On aurait aimé que les Inrocks enfourchent ce cheval de bataille, mais non, ils ont préféré titrer : « Anish Kapoor : pourquoi la fachosphère s’en prend-elle à un vagin géant ? » Diable, vous n’aimez pas Anish ? Tremblez, braves gens : vous contribuez au retour des heures sombres de notre histoire. Difficile de ne pas contracter les zygomatiques à nouveau, non ?

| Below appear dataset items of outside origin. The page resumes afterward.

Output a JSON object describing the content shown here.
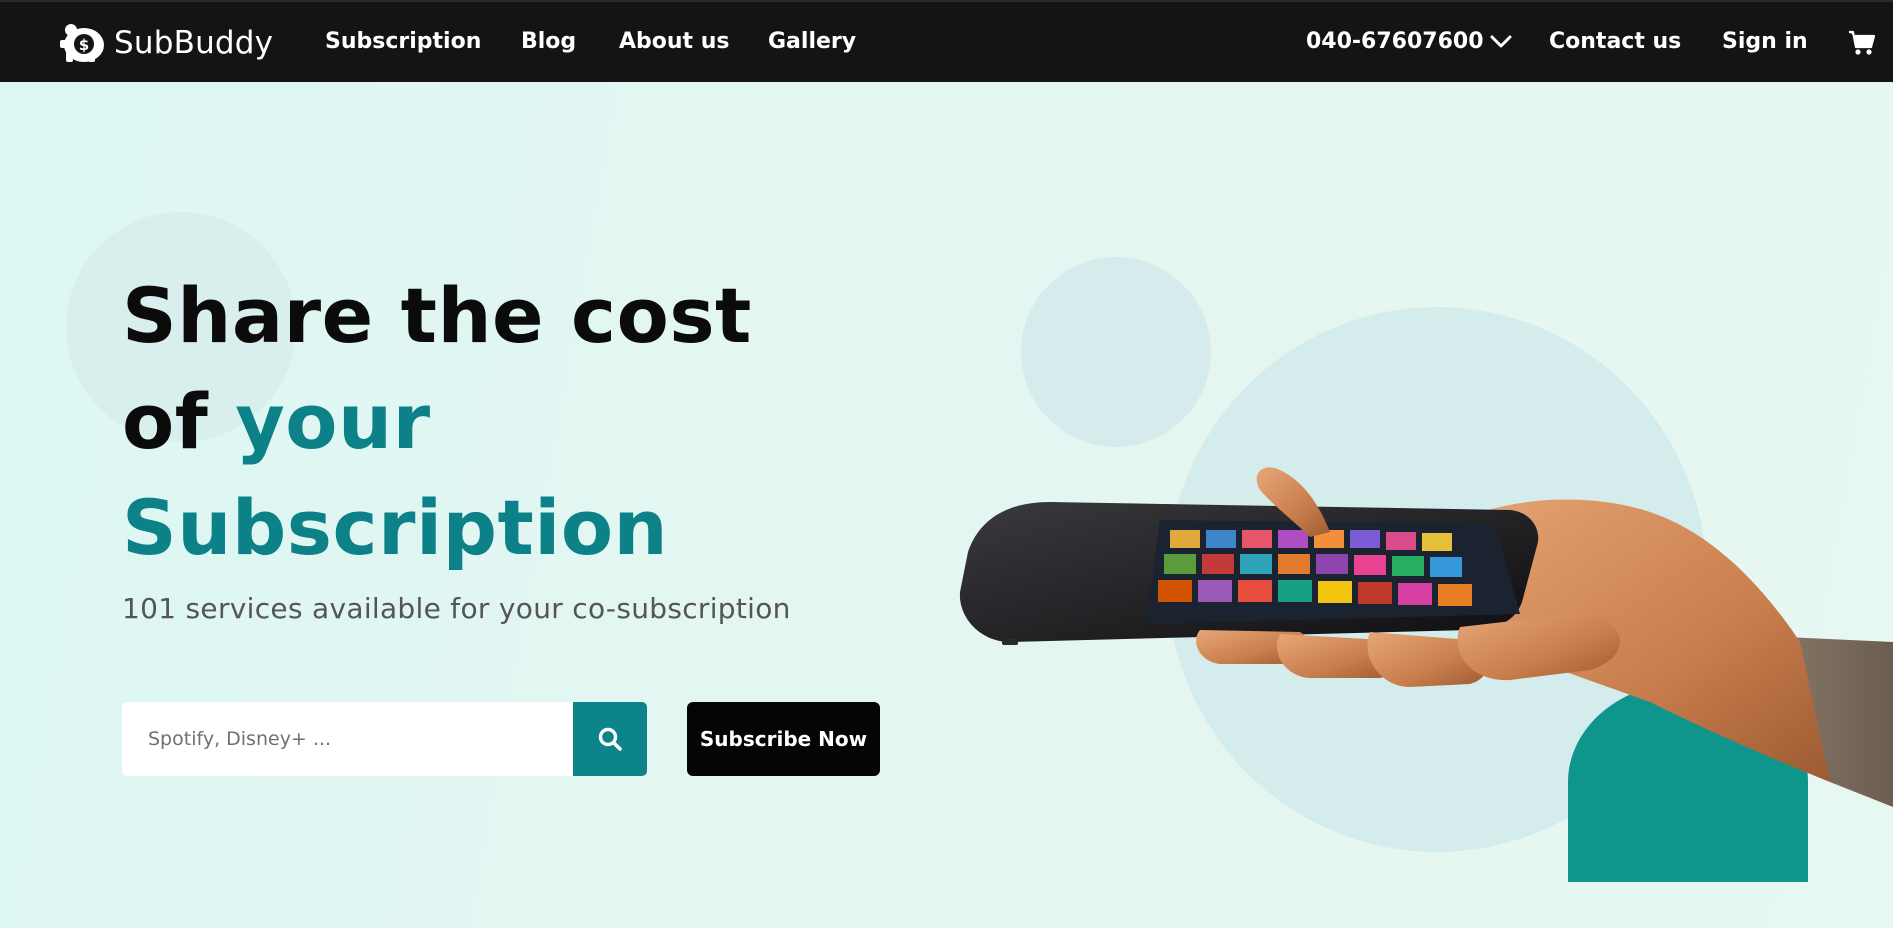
{
  "brand": {
    "name": "SubBuddy",
    "logo_icon": "piggy-bank-dollar-icon"
  },
  "nav": {
    "links": [
      "Subscription",
      "Blog",
      "About us",
      "Gallery"
    ],
    "phone": "040-67607600",
    "phone_icon": "chevron-down-icon",
    "contact": "Contact us",
    "signin": "Sign in",
    "cart_icon": "cart-icon"
  },
  "hero": {
    "headline_line1": "Share the cost",
    "headline_of": "of",
    "headline_your": "your",
    "headline_line3": "Subscription",
    "subtext": "101 services available for your co-subscription",
    "search_placeholder": "Spotify, Disney+ ...",
    "search_icon": "search-icon",
    "cta": "Subscribe Now",
    "image": "hand-holding-smartphone-with-app-icons"
  },
  "colors": {
    "nav_bg": "#141414",
    "hero_bg": "#e3f7f3",
    "accent_teal": "#0c8188",
    "cta_bg": "#050505"
  }
}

Les Inrocks notent l’ « indécidable ambiguïté entre abstraction et résonances corporelles » qui caractérise l’art de Kapoor. Certes, mais le journal en profite pour faire la morale au lecteur : l’œuvre de Kapoor ? « Libre à chacun d’y voir ce qu’il veut », mais si vous y voyez du sexe, sachez que c’est vous l’obsédé. Et n’allez pas répondre bêtement « Mais c’est Anish lui-même qui le dit : c’est sexuel ! ». C’est que vous n’avez pas compris que le grand danger qui guette Versailles est « la cristallisation des enjeux identitaires ». Et alors… Julia Kristeva est arrivée pour célébrer la raison d’être de l’Art très contemporain, l’AC, en ces lieux :
« Pour que la fameuse “identité” ne soit pas un épouvantail au service des fondamentalistes, mais demeure “un grand point d’interrogation”, une inlassable mise en question. »
En fait, il faudrait écrire « poing d’interrogation » et cette méthode de neutralisation rappelle un proverbe chinois : Celui qui se pose une question à chaque fois qu’il doit avancer risque fort de passer toute sa vie sur un pied. Bref, l’AC, ça vous dézingue une identité, pire que le principe d’incertitude d’Heisenberg !
Mais obéissons aux Inrocks et à Madame Kristeva : l’AC sert à poser des questions ? En voici une, celle que les provocs et allusions salaces ont pour mission d’occulter. Sur le site du Château de Versailles figure une jolie photo prise en janvier 2015 lors d’une visite des jardins. On y voit Catherine Pégard (présidente du Château de Versailles), Anish Kapoor et Alfred Pacquement (commissaire de l’exposition) et… Kamel Mennour, galeriste parisien d’Anish Kapoor et de Lee Ufan qui avait déjà eu Versailles pour terrain de jeu (financier) l’an passé – de même que Kapoor avait eu le Grand Palais pour lui tout seul en 2011 lors de Monumenta. Il y avait présenté Leviathan, que d’aucun interprétait comme « un monde utérin » (je ne m’y risquerai pas : la police de la pensée veille). Or – quelle coïncidence ! – Kamel Mennour est aussi le galeriste de Huang Yong Ping, qui œuvrera au Grand Palais pour le Monumenta de 2016…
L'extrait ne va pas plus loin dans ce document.